Sono rimasto tre mesi per lavorare al Santuario e accanto a me, in don Giulio, ho trovato uno straordinario maestro di vita e di pensiero. Sono molto grato anche a Toni De Riz, un muratore così esperto che mi ha fatto entrare nel mondo della calce cogliendo tutte le possibilità che questo elemento fornisce per ottenere diversi effetti. Qualche anno fa Don Lino Mottes è tornato a darmi la possibilità di affrescare nel Santuario: ad una quarantina di anni dalla mia prima venuta mi è sembrato come di chiudere il cerchio». 


LA NUOVA IDENTITÀ
È nata così la nuova identità artistica di Calabro’ che si rammarica per il fatto che però in Italia oggi siano rimasti pochi gli artisti che praticano l’affresco e nelle accademie non si insegni nemmeno più questa tecnica. «Proprio nella patria che si distingue per secoli e secoli di grandi affreschi è una forma di arte accantonata-dichiara Calabro’- una arte che all’estero ci invidiano e ci chiedono di insegnare. E noi italiani non sappiamo valorizzarla.
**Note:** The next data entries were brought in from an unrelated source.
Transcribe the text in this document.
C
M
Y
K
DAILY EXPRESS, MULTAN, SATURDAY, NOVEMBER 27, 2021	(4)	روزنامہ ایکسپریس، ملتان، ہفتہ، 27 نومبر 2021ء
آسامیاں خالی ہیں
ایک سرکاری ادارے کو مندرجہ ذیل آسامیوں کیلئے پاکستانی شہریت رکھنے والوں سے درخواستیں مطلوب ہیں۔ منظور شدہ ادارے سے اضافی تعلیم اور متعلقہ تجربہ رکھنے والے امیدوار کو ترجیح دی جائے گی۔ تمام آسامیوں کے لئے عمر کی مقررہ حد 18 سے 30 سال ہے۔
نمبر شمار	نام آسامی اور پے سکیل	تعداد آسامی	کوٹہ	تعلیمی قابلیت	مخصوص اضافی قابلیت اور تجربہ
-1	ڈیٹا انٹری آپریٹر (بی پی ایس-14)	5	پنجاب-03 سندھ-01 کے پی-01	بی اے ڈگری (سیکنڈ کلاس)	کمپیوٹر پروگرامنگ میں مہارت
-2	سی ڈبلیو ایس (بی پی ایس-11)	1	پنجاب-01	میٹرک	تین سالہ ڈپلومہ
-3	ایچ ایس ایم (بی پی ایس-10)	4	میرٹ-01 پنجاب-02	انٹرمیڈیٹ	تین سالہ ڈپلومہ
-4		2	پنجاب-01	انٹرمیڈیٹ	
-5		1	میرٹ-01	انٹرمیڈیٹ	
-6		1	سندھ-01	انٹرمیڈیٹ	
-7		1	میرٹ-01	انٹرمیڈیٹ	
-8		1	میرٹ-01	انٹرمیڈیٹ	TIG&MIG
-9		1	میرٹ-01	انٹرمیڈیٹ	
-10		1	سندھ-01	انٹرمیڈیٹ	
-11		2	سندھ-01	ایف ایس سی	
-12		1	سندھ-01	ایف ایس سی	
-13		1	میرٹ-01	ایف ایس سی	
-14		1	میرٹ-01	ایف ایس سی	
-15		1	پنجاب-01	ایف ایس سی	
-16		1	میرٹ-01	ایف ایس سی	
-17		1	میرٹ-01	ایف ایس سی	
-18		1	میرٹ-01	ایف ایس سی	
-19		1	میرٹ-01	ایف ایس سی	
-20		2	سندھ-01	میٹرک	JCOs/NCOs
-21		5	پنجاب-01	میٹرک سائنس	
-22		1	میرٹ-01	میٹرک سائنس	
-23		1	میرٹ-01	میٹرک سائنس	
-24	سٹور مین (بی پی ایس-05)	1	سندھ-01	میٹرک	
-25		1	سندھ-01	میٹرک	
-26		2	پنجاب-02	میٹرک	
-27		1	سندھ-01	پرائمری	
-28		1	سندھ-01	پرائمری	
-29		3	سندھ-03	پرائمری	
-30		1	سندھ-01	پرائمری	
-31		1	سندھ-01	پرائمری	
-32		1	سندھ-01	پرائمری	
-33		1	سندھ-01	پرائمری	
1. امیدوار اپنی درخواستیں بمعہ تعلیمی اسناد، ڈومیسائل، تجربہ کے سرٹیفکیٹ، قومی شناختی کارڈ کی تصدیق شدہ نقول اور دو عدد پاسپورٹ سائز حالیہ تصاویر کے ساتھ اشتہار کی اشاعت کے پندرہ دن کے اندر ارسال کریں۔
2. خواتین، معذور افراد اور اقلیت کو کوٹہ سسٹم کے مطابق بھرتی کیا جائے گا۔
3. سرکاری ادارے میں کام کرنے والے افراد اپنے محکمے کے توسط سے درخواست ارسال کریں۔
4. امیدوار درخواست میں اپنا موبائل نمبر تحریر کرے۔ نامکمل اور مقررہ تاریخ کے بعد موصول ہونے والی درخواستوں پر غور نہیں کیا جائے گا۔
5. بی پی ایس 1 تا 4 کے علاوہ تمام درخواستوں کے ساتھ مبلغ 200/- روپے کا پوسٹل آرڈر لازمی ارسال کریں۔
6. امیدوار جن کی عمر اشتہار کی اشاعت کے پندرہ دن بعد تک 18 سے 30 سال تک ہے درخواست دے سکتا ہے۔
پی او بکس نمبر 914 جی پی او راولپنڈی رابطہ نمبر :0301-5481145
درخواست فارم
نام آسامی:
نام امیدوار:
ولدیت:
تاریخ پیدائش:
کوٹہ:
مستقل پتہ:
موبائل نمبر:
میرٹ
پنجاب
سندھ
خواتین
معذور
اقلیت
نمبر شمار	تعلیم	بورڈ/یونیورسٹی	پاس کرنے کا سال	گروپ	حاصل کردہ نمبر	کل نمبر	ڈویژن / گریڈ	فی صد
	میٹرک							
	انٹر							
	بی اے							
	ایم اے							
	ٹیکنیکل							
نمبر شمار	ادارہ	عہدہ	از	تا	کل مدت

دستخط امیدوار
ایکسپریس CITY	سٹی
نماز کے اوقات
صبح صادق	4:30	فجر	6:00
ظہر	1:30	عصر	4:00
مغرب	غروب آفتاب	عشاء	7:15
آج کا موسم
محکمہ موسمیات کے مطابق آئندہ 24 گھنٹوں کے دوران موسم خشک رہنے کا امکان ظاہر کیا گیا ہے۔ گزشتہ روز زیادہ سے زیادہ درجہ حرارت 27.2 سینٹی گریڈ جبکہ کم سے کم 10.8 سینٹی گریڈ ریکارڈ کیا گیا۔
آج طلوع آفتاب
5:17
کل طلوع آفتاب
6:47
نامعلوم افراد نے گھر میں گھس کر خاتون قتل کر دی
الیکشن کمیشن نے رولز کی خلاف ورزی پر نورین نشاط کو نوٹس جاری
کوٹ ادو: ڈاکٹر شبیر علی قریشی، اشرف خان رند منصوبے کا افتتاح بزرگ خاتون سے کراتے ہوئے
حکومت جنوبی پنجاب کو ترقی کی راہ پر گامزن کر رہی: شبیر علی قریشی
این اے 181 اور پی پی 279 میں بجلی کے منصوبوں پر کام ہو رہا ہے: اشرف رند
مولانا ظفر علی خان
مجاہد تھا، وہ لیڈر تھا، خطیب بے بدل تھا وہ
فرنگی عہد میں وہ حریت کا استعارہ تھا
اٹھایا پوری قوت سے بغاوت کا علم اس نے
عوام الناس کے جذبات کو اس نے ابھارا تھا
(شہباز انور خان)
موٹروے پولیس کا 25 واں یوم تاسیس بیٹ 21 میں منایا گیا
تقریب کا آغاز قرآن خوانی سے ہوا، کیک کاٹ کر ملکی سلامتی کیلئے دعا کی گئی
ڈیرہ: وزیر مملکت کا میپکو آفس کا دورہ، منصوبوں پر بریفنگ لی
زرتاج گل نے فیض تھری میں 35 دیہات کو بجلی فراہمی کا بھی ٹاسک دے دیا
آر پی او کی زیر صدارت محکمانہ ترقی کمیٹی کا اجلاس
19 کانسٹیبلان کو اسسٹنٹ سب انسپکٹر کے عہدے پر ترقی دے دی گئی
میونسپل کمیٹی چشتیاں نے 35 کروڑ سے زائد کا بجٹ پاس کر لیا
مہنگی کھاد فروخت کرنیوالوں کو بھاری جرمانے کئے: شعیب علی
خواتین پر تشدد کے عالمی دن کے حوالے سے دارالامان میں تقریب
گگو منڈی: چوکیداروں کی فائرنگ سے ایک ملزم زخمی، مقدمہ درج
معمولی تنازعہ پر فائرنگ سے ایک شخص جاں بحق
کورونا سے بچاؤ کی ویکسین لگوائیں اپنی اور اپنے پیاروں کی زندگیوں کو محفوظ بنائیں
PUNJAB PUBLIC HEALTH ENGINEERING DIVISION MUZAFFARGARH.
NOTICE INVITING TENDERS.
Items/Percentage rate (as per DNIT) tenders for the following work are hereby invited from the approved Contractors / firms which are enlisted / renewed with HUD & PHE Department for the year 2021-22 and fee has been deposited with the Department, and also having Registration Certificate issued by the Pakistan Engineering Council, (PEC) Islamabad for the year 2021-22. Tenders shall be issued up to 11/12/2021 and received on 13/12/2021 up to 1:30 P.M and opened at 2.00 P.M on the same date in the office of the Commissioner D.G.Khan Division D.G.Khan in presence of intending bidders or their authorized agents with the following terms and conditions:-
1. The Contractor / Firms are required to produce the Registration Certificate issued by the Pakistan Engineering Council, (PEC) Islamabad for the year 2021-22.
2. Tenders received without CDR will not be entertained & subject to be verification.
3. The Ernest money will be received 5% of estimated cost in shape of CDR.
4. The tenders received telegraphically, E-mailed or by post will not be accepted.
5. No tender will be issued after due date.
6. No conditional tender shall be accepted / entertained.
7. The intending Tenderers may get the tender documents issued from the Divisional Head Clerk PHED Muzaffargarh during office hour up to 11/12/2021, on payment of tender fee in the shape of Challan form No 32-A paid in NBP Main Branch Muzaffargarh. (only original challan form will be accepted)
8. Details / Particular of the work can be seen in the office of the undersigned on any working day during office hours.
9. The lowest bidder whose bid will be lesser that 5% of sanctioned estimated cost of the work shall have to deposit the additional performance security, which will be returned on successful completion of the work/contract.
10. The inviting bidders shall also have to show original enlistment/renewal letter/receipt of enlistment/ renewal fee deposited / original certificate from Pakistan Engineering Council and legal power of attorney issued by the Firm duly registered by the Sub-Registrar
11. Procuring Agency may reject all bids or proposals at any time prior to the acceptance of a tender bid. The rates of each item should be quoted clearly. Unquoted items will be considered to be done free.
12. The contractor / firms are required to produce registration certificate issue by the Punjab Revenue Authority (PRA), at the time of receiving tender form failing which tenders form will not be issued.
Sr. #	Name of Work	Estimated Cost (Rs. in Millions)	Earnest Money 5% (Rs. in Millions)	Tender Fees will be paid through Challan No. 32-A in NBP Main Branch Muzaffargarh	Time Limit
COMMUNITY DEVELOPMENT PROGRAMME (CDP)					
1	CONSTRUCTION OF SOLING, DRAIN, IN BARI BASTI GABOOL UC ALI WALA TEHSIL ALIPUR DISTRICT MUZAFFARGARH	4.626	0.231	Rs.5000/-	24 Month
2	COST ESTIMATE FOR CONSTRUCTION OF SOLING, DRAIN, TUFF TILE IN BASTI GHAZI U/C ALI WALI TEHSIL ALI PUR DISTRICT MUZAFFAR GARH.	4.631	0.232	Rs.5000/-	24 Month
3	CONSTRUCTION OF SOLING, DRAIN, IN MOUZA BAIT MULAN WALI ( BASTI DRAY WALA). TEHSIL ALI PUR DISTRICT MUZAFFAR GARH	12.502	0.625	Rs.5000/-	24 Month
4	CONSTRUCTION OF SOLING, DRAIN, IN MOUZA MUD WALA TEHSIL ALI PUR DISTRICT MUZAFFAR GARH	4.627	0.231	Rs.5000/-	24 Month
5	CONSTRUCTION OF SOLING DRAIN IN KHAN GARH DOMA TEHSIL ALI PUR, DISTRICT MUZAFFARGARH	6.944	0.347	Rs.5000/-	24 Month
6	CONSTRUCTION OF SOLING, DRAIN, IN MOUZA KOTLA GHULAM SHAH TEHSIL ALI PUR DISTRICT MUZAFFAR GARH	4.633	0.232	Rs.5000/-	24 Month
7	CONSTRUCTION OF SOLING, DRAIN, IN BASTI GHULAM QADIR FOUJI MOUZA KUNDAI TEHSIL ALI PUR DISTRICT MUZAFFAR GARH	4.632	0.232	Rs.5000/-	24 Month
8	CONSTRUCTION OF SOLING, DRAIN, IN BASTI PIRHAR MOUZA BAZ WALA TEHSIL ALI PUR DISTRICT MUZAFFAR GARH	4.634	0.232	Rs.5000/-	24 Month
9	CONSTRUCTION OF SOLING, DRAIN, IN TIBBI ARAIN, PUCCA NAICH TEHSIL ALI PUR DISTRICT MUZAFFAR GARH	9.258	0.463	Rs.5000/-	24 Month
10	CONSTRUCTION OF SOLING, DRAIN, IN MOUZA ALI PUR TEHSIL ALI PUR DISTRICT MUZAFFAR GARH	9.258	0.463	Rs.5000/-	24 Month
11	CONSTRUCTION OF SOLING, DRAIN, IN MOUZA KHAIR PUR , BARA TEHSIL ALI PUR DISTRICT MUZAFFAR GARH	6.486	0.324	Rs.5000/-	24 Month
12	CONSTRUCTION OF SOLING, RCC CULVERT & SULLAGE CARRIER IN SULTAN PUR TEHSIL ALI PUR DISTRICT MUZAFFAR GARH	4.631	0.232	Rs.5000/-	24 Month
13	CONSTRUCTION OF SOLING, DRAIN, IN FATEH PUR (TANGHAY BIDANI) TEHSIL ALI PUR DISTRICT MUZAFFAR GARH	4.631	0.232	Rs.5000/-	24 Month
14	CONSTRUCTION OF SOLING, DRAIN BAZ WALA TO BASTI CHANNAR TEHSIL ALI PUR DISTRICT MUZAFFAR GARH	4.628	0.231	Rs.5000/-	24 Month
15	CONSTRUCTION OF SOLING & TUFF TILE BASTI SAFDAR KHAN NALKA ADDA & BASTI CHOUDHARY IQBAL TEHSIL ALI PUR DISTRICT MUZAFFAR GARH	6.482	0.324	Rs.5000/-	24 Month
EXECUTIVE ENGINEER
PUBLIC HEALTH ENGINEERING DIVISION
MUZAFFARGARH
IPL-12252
I motivi per i quali l’affresco è diventato una rarità sono tanti perché cambiano anche i gusti del pubblico, ma sono 150 anni che il nostro panorama artistico è in mano a mercanti d’arte... Data la complessità che richiede un vero affresco, si dilatano i tempi. Ora chiamano affresco ogni pittura sul muro, ma non è proprio così. Un pittore fa in tempo a realizzare quattro quadri al posto di un affresco. Si deve partire dal bozzetto, studiare il tema assieme al committente, verificare l’idoneità del muro, demolirne l’intonaco, realizzare la sinopia, ovvero l’ingrandimento del bozzetto, dividere le porzioni dell’affresco in modo da delimitare le giornate di lavoro che vanno intonacate pezzo per pezzo, poi fare il calco e trasferire la sagoma. E ovviamente non si può correggere. L’affresco è come un virus: se lo prendi non ti salvi più. La mia soddisfazione personale è quella di aver trasmesso per una generazione questa scienza: sono sicuro che ora ci sono un’ottantina di affrescatori nel mondo, un’ottantina di matti». 


LA COLLABORAZIONE
Buona parte di questa scuola è nata grazie al sodalizio con Aldo Bertelle come spiega il Maestro: «La scuola internazionale dell’affresco di Facen è stata una straordinaria avventura. Venivano da tutto il mondo per imparare: 25 anni che hanno visto passare allievi e maestri di 14 diverse nazionalità. È diventata una sorta di accademia di belle arti per molti artisti». In questi cinquant’anni feltrini Calabro’ racconta di aver assistito al fervore artistico e ora alla decadenza. «In città c’erano diverse gallerie d’arte oltre all’attività di Possiedi. Aveva aperto anche la “Bottega del quadro” e intorno a Rossi gravitavano intellettuali come Silvio Guarnieri e artisti tra i quali Bruno Milano, Romano Ocri, Gianni Palminteri. Era un vivace circolo culturale che richiamava anche da fuori città. Poi c’era anche la galleria di Francesco Guerra. Un mondo che oggi purtroppo non esiste più tanto che tutte queste gallerie hanno dovuto chiudere i battenti dopo la stagione d’oro feltrina».


LAVORI IN CORSO
Questa settimana Vico Calabro’ sta lavorando all’Istituto Canossiano di Feltre, riallacciando il filo con quell’opera incompiuta che l’aveva visto posare il pennello il 21 febbraio 2020, interruzione forzata dovuta alle prime avvisaglie del Covid. Assieme ai ragazzi di due classi del liceo Scienze umane stava affrescando “la creazione di Adamo” e ora con una quindicina di studenti delle superiori la sta portando a termine, un segnale di ripresa e di speranza. Contemporaneamente questa settimana tiene anche un laboratorio con una decina di ragazzi della scuola secondaria di primo grado, che stanno realizzando un affresco all’ingresso della scuola, luogo che ha già l’onore di portare la firma di Calabro’ anche negli affreschi della cappella e in diversi spazi degli istituto, come la mensa e la scuola elementare. «Mi diverto a far giocare i ragazzi con l’affresco: faccio sperimentare le tecniche. Mi piace insegnare a chi vuole imparare un mestiere, arrivare ad affrescare davvero è un percorso complesso. Una vera e propria scienza».